[or-cvs] r18530: {torflow} Refactored failure-based false positive filters to work base (in torflow/trunk/NetworkScanners: . data/soat/dns data/soat/dnsrebind data/soat/http data/soat/imap data/soat/pop data/soat/smtp data/soat/ssh data/soat/ssl)
mikeperry at seul.org
mikeperry at seul.org
Fri Feb 13 13:40:11 UTC 2009
Author: mikeperry
Date: 2009-02-13 08:40:10 -0500 (Fri, 13 Feb 2009)
New Revision: 18530
Added:
torflow/trunk/NetworkScanners/data/soat/dns/falsepositive/
torflow/trunk/NetworkScanners/data/soat/dns/rescan/
torflow/trunk/NetworkScanners/data/soat/dnsrebind/falsepositive/
torflow/trunk/NetworkScanners/data/soat/dnsrebind/rescan/
torflow/trunk/NetworkScanners/data/soat/http/rescan/
torflow/trunk/NetworkScanners/data/soat/imap/falsepositive/
torflow/trunk/NetworkScanners/data/soat/imap/rescan/
torflow/trunk/NetworkScanners/data/soat/pop/falsepositive/
torflow/trunk/NetworkScanners/data/soat/pop/rescan/
torflow/trunk/NetworkScanners/data/soat/smtp/falsepositive/
torflow/trunk/NetworkScanners/data/soat/smtp/rescan/
torflow/trunk/NetworkScanners/data/soat/ssh/falsepositive/
torflow/trunk/NetworkScanners/data/soat/ssh/rescan/
torflow/trunk/NetworkScanners/data/soat/ssl/falsepositive/
torflow/trunk/NetworkScanners/data/soat/ssl/rescan/
Modified:
torflow/trunk/NetworkScanners/libsoat.py
torflow/trunk/NetworkScanners/soat.py
Log:
Refactored failure-based false positive filters to work based
on the total number of nodes to actually experience a url
test, and to apply at the end of a run loop.
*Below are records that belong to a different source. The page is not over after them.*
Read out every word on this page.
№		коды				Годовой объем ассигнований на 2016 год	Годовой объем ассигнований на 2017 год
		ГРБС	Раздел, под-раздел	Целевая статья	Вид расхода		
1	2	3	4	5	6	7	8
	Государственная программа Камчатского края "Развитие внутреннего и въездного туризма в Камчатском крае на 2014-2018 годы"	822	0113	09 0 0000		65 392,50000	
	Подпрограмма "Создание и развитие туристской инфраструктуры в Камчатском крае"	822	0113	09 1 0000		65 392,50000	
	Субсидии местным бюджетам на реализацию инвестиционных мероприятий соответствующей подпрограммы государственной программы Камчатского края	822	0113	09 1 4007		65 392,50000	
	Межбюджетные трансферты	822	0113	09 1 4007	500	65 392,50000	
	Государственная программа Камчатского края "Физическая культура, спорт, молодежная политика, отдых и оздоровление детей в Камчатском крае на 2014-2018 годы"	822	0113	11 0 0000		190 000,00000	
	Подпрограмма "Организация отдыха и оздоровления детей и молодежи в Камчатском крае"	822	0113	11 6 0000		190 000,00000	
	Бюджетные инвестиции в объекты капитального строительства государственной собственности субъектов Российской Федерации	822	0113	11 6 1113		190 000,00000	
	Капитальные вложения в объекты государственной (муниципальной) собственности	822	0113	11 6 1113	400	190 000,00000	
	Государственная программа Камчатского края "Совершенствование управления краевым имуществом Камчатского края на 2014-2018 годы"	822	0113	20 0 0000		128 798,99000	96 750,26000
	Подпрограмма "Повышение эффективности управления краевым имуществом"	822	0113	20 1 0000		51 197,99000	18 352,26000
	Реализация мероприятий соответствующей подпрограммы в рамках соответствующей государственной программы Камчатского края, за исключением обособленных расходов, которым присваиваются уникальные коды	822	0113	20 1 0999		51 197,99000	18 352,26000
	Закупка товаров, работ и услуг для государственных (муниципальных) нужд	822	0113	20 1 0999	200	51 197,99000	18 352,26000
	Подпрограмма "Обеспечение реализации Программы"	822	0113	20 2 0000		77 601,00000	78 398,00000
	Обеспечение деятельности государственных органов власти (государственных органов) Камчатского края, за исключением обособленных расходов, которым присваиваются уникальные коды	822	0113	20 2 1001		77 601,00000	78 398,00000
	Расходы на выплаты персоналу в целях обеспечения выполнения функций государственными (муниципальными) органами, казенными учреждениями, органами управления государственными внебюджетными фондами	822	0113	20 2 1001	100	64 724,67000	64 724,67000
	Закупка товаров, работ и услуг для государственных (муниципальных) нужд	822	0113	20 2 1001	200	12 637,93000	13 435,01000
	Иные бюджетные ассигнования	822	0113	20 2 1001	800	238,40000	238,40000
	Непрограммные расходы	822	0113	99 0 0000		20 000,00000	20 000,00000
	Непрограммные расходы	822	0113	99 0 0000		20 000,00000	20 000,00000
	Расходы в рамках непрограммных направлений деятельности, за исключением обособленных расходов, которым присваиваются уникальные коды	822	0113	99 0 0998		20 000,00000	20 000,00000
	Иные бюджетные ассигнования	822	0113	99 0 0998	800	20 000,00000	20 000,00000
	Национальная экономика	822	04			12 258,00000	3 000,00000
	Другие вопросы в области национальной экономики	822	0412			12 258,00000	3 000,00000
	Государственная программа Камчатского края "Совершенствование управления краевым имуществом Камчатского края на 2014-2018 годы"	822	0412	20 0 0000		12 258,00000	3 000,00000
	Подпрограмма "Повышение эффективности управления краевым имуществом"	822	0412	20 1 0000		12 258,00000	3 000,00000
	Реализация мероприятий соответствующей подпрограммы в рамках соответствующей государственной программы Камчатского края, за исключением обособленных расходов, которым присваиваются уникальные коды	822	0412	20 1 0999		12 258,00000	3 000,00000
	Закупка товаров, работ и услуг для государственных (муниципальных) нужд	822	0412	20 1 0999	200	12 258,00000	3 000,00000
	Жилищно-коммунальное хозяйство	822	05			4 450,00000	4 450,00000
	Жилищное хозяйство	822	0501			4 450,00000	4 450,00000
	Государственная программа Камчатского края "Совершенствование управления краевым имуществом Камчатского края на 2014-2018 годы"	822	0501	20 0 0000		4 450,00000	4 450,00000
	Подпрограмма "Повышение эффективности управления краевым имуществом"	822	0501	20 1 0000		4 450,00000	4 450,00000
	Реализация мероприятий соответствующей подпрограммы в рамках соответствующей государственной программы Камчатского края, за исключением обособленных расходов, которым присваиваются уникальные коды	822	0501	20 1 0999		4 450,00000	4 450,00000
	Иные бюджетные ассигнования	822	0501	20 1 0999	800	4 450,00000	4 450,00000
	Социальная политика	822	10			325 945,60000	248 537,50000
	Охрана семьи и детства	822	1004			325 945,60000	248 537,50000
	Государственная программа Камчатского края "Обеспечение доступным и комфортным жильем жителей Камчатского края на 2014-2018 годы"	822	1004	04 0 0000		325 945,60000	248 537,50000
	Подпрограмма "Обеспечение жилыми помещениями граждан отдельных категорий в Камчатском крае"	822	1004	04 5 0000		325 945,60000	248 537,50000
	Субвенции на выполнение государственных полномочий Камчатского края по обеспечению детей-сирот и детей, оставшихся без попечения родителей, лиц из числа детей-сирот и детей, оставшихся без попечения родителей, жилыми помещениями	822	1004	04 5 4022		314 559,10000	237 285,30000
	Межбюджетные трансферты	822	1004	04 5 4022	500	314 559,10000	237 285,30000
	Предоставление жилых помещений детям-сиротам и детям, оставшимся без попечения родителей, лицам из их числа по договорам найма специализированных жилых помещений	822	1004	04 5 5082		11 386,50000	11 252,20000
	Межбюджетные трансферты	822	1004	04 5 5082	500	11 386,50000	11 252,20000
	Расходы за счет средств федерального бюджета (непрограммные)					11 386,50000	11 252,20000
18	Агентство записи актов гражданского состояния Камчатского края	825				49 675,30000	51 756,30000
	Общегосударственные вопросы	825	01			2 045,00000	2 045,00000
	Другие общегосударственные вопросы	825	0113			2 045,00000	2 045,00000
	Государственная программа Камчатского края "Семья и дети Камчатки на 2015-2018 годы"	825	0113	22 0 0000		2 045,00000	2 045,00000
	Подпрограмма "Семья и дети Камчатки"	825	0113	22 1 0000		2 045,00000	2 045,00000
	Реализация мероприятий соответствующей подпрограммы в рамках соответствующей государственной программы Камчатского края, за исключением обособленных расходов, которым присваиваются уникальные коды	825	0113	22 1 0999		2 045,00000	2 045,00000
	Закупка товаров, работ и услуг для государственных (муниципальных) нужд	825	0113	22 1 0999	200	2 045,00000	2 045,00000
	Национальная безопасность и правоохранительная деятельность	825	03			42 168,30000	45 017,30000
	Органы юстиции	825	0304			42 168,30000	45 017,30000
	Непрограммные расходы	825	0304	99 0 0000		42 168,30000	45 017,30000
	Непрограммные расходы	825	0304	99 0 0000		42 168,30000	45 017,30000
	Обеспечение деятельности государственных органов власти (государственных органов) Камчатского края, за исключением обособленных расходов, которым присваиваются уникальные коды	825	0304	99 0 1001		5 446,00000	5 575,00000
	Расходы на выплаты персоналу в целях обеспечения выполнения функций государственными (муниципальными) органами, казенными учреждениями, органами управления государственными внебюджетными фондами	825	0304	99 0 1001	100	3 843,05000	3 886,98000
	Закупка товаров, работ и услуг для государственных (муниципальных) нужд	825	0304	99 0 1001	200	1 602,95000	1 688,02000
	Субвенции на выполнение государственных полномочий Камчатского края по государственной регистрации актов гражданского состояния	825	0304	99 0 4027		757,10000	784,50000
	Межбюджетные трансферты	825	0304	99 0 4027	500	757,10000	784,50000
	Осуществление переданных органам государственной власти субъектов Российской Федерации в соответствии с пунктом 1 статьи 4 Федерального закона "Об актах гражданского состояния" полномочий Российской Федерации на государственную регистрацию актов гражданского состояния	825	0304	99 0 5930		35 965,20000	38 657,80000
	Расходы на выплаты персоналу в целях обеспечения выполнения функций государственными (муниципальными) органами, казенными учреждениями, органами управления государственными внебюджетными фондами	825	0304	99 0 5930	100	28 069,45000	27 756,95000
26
This revision requires new soat sauce to run, but will
properly --resume old revisions with new sauce.
Also, --rescanned results will now be stored in their own
directories.
Modified: torflow/trunk/NetworkScanners/libsoat.py
===================================================================
--- torflow/trunk/NetworkScanners/libsoat.py 2009-02-13 12:00:09 UTC (rev 18529)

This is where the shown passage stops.